PDB entries with extended CCD IDs

13 views
Skip to first unread message

Jose Duarte

unread,
Aug 1, 2023, 5:30:51 PM8/1/23
to APIs @ RCSB PDB

wwPDB, in collaboration with the PDBx/mmCIF Working Group, has set plans to extend the length of accession codes (IDs) for PDB and Chemical Component Dictionary (CCD) entries in the future. PDB entries containing these extended IDs will not be supported by the legacy PDB file format. (see previous announcement)

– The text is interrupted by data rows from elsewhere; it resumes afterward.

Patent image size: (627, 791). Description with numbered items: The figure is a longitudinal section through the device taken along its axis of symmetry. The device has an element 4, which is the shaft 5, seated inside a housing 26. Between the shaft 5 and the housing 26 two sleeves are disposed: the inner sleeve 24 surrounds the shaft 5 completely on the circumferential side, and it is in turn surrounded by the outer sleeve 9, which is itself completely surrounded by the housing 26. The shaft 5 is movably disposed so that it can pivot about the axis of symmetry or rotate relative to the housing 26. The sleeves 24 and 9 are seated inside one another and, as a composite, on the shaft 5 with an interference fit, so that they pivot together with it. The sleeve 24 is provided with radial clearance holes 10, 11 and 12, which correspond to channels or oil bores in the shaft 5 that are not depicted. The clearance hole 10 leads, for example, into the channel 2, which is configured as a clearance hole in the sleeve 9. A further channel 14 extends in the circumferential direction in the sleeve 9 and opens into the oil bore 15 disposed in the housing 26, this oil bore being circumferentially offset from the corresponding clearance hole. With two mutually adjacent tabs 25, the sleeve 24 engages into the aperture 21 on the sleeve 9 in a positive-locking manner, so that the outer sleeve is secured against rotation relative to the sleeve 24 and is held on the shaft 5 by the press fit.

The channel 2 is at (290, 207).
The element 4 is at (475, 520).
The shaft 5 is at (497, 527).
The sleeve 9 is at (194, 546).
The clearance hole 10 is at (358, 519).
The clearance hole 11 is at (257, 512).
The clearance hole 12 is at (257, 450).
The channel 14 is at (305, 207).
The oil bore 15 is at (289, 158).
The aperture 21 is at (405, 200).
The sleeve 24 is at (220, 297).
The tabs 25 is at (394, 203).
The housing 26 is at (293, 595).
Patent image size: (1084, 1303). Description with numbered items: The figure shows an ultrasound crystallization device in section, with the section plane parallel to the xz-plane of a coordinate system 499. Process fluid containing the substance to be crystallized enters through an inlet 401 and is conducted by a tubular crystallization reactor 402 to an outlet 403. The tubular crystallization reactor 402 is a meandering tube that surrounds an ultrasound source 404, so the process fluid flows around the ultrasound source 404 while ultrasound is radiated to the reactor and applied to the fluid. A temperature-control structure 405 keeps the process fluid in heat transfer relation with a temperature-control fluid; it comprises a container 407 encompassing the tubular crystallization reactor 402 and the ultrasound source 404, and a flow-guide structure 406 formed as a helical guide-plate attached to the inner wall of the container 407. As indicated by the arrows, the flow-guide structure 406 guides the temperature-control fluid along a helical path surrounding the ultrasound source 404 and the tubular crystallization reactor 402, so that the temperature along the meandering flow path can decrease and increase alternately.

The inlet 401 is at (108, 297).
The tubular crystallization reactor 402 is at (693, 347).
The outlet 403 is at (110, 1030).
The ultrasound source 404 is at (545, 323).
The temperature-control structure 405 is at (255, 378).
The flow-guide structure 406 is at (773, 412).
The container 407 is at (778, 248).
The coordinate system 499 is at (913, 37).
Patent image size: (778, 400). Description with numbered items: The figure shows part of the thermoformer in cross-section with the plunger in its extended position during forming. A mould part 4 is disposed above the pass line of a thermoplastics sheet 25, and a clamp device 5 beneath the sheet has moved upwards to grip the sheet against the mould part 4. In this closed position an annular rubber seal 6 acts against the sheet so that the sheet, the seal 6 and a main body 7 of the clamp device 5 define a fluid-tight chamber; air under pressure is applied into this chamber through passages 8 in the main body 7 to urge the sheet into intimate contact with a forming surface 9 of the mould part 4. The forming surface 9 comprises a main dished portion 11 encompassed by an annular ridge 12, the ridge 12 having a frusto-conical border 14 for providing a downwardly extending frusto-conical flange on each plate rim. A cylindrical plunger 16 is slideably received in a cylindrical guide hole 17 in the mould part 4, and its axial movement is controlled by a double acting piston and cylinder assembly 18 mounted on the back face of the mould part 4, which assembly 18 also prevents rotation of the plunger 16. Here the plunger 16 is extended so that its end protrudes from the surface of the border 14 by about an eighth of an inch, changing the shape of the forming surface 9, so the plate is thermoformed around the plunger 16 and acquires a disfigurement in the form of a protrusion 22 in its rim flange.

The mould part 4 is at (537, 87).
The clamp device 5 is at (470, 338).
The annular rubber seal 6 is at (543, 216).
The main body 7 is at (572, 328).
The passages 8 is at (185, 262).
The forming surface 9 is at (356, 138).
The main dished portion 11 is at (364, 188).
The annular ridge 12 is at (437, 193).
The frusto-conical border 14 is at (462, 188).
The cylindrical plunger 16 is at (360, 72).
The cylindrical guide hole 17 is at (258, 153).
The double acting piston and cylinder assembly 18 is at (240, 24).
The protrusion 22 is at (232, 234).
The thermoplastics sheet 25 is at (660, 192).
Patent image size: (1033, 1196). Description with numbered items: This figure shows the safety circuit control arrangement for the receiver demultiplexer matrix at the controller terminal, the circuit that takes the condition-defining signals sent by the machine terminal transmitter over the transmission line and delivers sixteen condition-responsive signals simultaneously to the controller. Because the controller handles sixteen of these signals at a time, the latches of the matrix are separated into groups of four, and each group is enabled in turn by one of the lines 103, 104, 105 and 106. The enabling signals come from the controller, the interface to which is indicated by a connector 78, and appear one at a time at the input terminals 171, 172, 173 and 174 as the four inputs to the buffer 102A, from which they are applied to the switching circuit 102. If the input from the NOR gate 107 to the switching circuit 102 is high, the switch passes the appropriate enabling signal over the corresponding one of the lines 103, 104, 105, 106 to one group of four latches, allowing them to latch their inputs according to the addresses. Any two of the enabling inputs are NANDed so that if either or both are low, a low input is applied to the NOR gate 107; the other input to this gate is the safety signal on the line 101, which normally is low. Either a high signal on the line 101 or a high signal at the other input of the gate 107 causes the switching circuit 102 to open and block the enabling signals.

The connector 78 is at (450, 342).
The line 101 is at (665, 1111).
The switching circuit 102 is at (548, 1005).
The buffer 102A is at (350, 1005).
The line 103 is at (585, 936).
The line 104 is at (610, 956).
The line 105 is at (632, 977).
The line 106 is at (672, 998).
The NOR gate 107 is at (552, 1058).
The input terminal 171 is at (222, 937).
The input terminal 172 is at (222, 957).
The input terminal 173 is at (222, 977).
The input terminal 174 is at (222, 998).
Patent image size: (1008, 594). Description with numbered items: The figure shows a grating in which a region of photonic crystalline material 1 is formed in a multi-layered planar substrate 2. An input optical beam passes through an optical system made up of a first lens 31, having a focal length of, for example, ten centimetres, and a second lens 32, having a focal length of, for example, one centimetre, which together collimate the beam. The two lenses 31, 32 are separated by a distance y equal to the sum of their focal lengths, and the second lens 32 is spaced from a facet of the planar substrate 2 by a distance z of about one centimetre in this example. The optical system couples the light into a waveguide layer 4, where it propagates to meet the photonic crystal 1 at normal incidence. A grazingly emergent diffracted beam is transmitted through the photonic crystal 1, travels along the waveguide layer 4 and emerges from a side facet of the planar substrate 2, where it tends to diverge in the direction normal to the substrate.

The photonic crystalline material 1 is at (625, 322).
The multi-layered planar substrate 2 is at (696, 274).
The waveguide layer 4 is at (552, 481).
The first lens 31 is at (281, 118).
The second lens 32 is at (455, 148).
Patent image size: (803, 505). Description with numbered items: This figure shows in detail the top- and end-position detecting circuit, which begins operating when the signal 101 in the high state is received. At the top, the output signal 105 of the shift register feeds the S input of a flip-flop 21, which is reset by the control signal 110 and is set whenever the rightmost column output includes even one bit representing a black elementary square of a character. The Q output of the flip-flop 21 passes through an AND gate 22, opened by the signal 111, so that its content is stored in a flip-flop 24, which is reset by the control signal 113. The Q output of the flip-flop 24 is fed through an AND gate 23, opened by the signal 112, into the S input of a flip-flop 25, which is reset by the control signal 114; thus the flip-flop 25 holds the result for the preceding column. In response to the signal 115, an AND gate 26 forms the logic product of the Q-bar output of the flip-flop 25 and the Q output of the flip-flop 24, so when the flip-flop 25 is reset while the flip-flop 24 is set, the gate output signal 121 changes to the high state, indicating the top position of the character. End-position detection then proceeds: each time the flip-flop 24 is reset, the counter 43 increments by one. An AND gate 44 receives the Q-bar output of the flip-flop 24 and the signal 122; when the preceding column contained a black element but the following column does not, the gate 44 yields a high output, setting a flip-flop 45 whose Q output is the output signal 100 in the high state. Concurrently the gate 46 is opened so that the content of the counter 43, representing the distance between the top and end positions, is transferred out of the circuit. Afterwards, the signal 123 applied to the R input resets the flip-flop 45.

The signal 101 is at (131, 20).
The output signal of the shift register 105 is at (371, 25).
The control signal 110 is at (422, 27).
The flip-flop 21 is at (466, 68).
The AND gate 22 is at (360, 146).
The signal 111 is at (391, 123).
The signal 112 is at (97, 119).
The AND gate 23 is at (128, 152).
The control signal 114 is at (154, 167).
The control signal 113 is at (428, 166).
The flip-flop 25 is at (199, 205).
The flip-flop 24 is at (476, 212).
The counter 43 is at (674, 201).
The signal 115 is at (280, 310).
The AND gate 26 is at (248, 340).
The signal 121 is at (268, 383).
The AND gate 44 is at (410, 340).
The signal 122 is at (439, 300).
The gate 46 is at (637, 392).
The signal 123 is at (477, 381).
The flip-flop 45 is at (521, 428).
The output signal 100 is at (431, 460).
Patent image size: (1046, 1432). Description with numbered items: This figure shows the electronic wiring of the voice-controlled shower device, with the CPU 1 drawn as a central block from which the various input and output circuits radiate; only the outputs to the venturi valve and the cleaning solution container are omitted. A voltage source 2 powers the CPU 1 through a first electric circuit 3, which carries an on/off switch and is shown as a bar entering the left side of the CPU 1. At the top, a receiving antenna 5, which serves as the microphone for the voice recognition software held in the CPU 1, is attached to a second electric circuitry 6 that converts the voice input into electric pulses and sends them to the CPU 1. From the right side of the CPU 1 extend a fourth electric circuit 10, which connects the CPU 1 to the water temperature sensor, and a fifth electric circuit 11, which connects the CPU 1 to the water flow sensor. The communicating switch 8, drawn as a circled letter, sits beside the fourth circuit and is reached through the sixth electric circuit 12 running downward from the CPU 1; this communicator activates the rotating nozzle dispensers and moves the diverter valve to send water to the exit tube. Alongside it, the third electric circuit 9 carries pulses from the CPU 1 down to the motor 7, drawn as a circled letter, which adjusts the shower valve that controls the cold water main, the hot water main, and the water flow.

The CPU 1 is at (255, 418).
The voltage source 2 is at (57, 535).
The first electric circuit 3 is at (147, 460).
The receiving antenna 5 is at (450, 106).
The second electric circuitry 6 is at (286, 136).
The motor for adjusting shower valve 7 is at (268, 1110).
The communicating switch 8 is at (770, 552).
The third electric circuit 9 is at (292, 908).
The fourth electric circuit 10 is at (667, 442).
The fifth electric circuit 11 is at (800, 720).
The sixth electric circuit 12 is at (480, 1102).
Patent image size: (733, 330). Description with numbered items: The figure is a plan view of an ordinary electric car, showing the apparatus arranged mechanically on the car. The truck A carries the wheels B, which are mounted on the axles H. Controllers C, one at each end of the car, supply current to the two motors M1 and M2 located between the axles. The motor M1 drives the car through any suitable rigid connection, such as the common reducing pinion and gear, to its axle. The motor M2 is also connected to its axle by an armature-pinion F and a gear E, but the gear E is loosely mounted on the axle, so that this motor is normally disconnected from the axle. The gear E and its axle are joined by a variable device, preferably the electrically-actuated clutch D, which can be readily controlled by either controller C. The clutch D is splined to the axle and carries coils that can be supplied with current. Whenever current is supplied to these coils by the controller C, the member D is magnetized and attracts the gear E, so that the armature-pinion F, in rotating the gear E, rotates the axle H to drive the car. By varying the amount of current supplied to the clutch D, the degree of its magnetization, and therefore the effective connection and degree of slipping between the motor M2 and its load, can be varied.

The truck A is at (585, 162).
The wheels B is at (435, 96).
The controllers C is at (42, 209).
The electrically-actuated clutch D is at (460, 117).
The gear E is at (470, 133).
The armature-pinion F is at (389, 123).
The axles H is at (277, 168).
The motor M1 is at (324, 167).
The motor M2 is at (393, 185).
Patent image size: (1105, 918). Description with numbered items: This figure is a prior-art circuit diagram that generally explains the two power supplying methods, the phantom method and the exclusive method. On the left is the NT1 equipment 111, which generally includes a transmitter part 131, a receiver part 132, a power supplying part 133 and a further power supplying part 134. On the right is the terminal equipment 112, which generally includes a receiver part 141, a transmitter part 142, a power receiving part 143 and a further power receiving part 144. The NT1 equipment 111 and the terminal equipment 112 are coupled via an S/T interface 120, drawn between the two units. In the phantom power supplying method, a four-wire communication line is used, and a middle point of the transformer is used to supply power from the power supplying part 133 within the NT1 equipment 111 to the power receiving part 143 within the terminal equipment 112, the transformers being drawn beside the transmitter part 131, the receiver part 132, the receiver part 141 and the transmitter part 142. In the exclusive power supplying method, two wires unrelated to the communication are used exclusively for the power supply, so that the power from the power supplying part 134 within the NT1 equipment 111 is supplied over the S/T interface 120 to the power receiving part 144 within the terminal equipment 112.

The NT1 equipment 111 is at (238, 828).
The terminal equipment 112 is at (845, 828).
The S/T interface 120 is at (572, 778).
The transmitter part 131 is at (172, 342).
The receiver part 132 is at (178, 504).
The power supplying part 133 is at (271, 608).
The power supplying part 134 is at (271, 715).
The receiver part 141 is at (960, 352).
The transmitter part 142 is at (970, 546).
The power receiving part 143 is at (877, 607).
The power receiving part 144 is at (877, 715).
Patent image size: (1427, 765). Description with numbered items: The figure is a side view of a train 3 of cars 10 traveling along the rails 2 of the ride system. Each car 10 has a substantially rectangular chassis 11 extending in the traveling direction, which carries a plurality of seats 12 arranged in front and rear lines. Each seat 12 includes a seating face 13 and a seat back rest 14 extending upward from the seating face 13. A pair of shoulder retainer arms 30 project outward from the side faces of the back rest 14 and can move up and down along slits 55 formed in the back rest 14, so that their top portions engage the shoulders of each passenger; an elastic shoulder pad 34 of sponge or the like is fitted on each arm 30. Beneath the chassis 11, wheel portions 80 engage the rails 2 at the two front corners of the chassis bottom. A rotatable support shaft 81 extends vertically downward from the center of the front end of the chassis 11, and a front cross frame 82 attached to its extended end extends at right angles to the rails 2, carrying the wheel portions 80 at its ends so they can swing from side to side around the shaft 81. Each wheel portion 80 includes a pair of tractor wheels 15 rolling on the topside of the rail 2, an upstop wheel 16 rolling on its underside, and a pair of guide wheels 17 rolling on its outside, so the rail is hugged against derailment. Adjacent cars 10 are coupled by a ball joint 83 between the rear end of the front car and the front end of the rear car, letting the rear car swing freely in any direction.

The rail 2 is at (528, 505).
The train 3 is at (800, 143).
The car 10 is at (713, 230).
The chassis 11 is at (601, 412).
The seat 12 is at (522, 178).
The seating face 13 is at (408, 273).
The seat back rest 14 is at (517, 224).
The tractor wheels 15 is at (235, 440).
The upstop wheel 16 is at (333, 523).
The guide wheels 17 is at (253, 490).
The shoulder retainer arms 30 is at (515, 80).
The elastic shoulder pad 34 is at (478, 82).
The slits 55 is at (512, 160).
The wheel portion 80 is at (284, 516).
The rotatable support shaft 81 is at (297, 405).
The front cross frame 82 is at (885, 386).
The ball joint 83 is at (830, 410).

CCD entries are currently identified by unique three-character alphanumeric IDs. At current growth rates, we anticipate running out of three-character IDs before 2024. After this point, the wwPDB will issue five-character alphanumeric accession codes for CCD IDs in the OneDep system. To avoid confusion with current four-character PDB IDs, four-character codes will not be used. Owing to limitations of the legacy PDB file format, PDB entries containing the new five character ID codes will only be distributed in PDBx/mmCIF format.

In addition, wwPDB has reserved a set of CCD IDs: 01 - 99, DRG, INH, LIG that will never be used in the PDB. These reserved codes can be used for new ligands during structure determination so that they can be identified as new upon deposition and added to the CCD during biocuration.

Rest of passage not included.